Legacy CineFiles data sourcing in Sybase
This documents how the CineFiles web site (a series of JSPs) gets data from Sybase.
CineFiles web site data documentation
Searching documents and films is supported by two Java programs:
1) DocList.java (src/edu/berkeley/mip/cinefiles/entity) constructs queries against views in the cinefiles schema in Sybase.
2) FilmList.java (src/edu/berkeley/mip/cinefiles/entity) constructs queries against views in the cinefiles schema in Sybase.
These views in the cinefiles schema in turn refer to
a) other views in the cinefiles schema (which eventually point to tables in the pfa schema)
b) tables in the pfa_denorm2 schema (which are populated by pfa_denorm2_restore.sh, see below)
c) tables in the pfa schema (transactional data tables)
Display of Film and Document citations is accomplished in:
3) DocDetail.java, which calls the Sybase stored procedure doc_detail_summary (in the cinefiles schema), which makes calls to numerous views in the cinefiles schema. These in turn query back to tables in the pfa schema.
4) FilmDetail.java, which calls the Sybase stored procedure film_detail_summary (in the cinefiles schema), which makes calls to numerous views in the cinefiles schema. These in turn query back to tables in the pfa schema.
Four tables and two views in the pfa_denorm2 schema are used in this process.
The two views (www_docs_dv and www_filmx_dv) are built against the transactional tables in the pfa schema.

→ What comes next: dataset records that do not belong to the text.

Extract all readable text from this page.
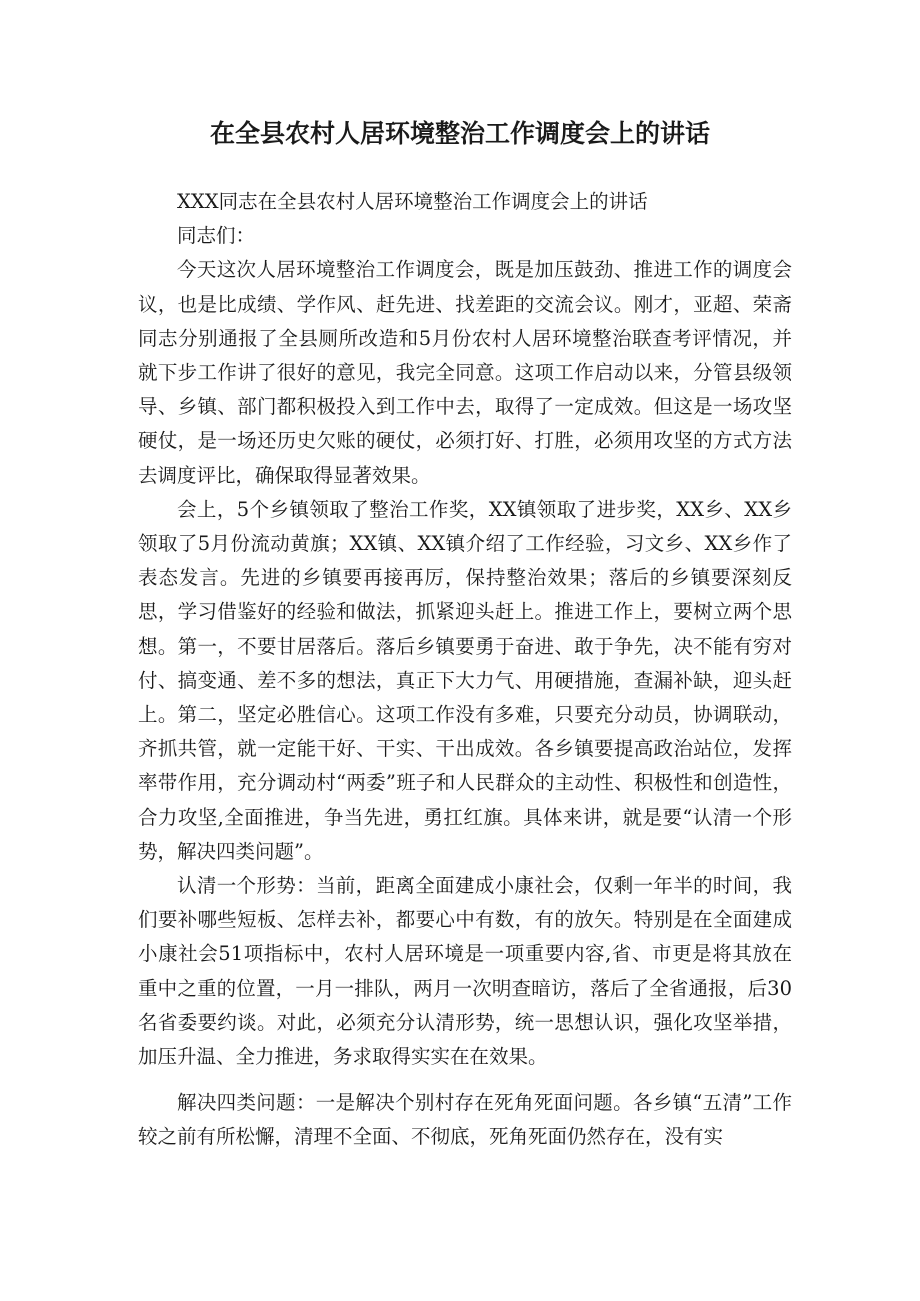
在全县农村人居环境整治工作调度会上的讲话

XXX同志在全县农村人居环境整治工作调度会上的讲话

同志们：

今天这次人居环境整治工作调度会，既是加压鼓劲、推进工作的调度会议，也是比成绩、学作风、赶先进、找差距的交流会议。刚才，亚超、荣斋同志分别通报了全县厕所改造和5月份农村人居环境整治联查考评情况，并就下步工作讲了很好的意见，我完全同意。这项工作启动以来，分管县级领导、乡镇、部门都积极投入到工作中去，取得了一定成效。但这是一场攻坚硬仗，是一场还历史欠账的硬仗，必须打好、打胜，必须用攻坚的方式方法去调度评比，确保取得显著效果。

会上，5个乡镇领取了整治工作奖，XX镇领取了进步奖，XX乡、XX乡领取了5月份流动黄旗；XX镇、XX镇介绍了工作经验，习文乡、XX乡作了表态发言。先进的乡镇要再接再厉，保持整治效果；落后的乡镇要深刻反思，学习借鉴好的经验和做法，抓紧迎头赶上。推进工作上，要树立两个思想。第一，不要甘居落后。落后乡镇要勇于奋进、敢于争先，决不能有穷对付、搞变通、差不多的想法，真正下大力气、用硬措施，查漏补缺，迎头赶上。第二，坚定必胜信心。这项工作没有多难，只要充分动员，协调联动，齐抓共管，就一定能干好、干实、干出成效。各乡镇要提高政治站位，发挥率带作用，充分调动村“两委”班子和人民群众的主动性、积极性和创造性，合力攻坚,全面推进，争当先进，勇扛红旗。具体来讲，就是要“认清一个形势，解决四类问题”。

认清一个形势：当前，距离全面建成小康社会，仅剩一年半的时间，我们要补哪些短板、怎样去补，都要心中有数，有的放矢。特别是在全面建成小康社会51项指标中，农村人居环境是一项重要内容,省、市更是将其放在重中之重的位置，一月一排队，两月一次明查暗访，落后了全省通报，后30名省委要约谈。对此，必须充分认清形势，统一思想认识，强化攻坚举措，加压升温、全力推进，务求取得实实在在效果。

解决四类问题：一是解决个别村存在死角死面问题。各乡镇“五清”工作较之前有所松懈，清理不全面、不彻底，死角死面仍然存在，没有实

a) www_docs_dv is a denormalized view of documents
b) www_filmsx_dv is a large table that contains the cartesian product of films and repeating information: country, language, subject, and genre. (Note that several film_id's are excluded from the view because they contain many languages and countries, resulting in millions of rows. These are added in from text files by the pfa_denorm2_restore.sh shell script, see below). The cartesian product pattern is used to support the search page (applying an AND search on a multi-field search page).
Two of the four tables in the pfa_denorm2 schema are populated by steps in the pfa_denorm2_restore.sh shell script which copy out the www_docs_dv and www_filmsx_dv views to disk, sort them; add records for the excluded films; and load them into corresponding tables (doclist from www_docs_dv and filmlist from www_filmsx_dv).
Two of the four tables in the pfa_denorm2 schema are populated by a stored procedure, pfa_denorm_alltitles (also in the pfa_denorm2 schema) that is invoked by the pfa_denorm2_restore.sh shell script.
A second shell script, pfa_denorm2_refresh.sh, was developed to do a faster nightly update to the tables in pfa_denorm2. This complex process is not being used now given the light amount of data entry taking place. It will not be rebuilt for the CollectionSpace deployment.